Но спешил мимо деловой люд, щурясь в сторону светила. Безразлично каблуки перемалывали опавшее золотое великолепие в прах, труху. Мало, очень мало нашлось бы таких, которые остановились бы и вдохнули тончайший опасный тлен умирающей красоты. А чего смотреть? Пройдет год, и снова то же будет… Красиво, конечно, но дела, брат, дела. Жизнь требует!

– Где у вас тут кладбище? – остановил Кирилл Петрович пожилую женщину. – Я не местный, – пояснил он.

– Это – смотря какое. Если братское…

– Нет, городское, – перебил ее Кирилл Петрович. – С церковью, небось?

– С церковью? – женщина прищурилась. – Если вам церковь нужна, – начала она…

– Мне церковь не нужна, – соврал Кирилл Петрович. – Но обычно, где главное кладбище, там и церковь есть…

– Сейчас и без церкви бывает, – гнула свою линию бабка. – Вот у нас есть кроме братского еще три кладбища, и все без церквей. Если кто хочет по старинке, чтоб отпели, то везут отпевать в одно место, потом в другом хоронят…

– Вот и где же это место, куда сначала везут, по старинке… – снова прервал ее Кирилл Петрович, а про себя чертыхнулся.

– Да вот по этой улице прямо, все прямо, а там и выйдете… Минут двадцать идти.

Он пошел, а она долго стояла и смотрела ему вслед до тех пор, пока Кирилл Петрович не обернулся в третий раз. Тогда женщина спохватилась и пошла в другую сторону.

Пробуждение Героя

Проснулся Савелий в самом приятном расположении духа. Быстро поднялся из постели, потянулся. В солнечном лучике сквозь стекло синело небо. В последнем золоте стояли старые деревья в саду, и в зеркале отчетливо отражался он весь: и чуть широкий нос с угорьками, впрочем, заметными лишь пристальному взгляду, и общий вид лица, которое у Савелия было простое и открытое, этакого «русачка», у коего глаз голубел огоньком, а волос курчавился легонько. Был он ни высок, ни мал ростом и в меру плечист. Пожалуй, голова была чуть великовата, а так, очень в меру и пропорцию был скроен Савелий. Движения у него были легкие и даже отдавали изяществом. Да еще глаза надо бы отметить, их выражение умное и проницательное, хотя не без налета грусти и даже некоторой поволоки…

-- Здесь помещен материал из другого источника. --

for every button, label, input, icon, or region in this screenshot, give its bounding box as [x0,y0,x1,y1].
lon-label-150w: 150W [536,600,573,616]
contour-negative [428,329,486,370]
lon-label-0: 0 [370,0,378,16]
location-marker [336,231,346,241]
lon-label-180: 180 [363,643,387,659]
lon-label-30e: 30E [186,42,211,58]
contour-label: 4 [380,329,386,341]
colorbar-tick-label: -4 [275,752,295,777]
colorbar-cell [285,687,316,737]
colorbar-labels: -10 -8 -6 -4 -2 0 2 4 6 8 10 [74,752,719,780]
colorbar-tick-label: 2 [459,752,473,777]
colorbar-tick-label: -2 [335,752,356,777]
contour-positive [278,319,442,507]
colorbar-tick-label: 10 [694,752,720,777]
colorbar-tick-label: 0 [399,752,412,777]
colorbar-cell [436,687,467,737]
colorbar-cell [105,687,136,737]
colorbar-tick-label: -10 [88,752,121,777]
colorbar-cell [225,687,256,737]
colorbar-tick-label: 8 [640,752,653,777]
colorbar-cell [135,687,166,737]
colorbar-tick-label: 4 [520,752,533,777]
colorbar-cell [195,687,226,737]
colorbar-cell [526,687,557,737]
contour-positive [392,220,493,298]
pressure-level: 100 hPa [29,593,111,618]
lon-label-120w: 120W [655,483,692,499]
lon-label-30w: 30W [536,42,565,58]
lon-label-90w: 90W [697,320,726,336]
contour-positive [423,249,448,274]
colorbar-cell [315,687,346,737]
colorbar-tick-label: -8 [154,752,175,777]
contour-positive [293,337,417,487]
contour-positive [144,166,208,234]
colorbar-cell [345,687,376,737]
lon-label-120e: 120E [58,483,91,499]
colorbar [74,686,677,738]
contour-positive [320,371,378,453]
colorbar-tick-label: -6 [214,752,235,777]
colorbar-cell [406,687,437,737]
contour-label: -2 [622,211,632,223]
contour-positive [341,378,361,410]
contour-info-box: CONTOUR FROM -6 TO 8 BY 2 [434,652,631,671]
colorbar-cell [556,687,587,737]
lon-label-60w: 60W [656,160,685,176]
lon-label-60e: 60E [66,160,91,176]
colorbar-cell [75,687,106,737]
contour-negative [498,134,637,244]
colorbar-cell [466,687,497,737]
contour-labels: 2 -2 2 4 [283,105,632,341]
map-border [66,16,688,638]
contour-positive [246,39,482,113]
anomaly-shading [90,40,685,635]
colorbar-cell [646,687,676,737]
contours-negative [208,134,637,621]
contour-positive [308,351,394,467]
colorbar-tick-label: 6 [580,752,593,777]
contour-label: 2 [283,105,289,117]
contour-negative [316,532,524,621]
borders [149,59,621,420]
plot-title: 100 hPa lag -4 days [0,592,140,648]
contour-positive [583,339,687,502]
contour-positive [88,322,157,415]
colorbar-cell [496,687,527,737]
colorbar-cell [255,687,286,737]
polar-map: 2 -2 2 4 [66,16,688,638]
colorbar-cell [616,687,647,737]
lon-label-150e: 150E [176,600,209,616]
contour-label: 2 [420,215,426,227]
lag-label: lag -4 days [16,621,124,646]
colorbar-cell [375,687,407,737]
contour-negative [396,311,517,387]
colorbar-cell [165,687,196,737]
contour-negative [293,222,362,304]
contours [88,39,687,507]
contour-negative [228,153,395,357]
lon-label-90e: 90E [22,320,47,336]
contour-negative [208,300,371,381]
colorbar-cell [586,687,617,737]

Под взглядом субъекта из стекла, так точно повторявшего любое движение Савелия, гримасу, взгляд, диво сна, целостное, плотное и рельефное в глухой ночи, запрозрачнело, как облачко утреннего тумана, разредилось, быстро стало менять очертания, пока не растеклось дымкой омутного ощущения. Вспыхнули дневные

мысли, дробя привычной логикой единство.

Тихо и неслышно вошла мама и, будто продолжая с ним разговор, произнесла:

– Все выше других глядишь. Что тебе не живется? Нельзя быть умнее всех. Вот и снится тебе всякая гадость, – тут старушка даже перекрестилась. – Тьфу, тьфу, и говорить не хочу, и не поминай попусту… Терпеть надо!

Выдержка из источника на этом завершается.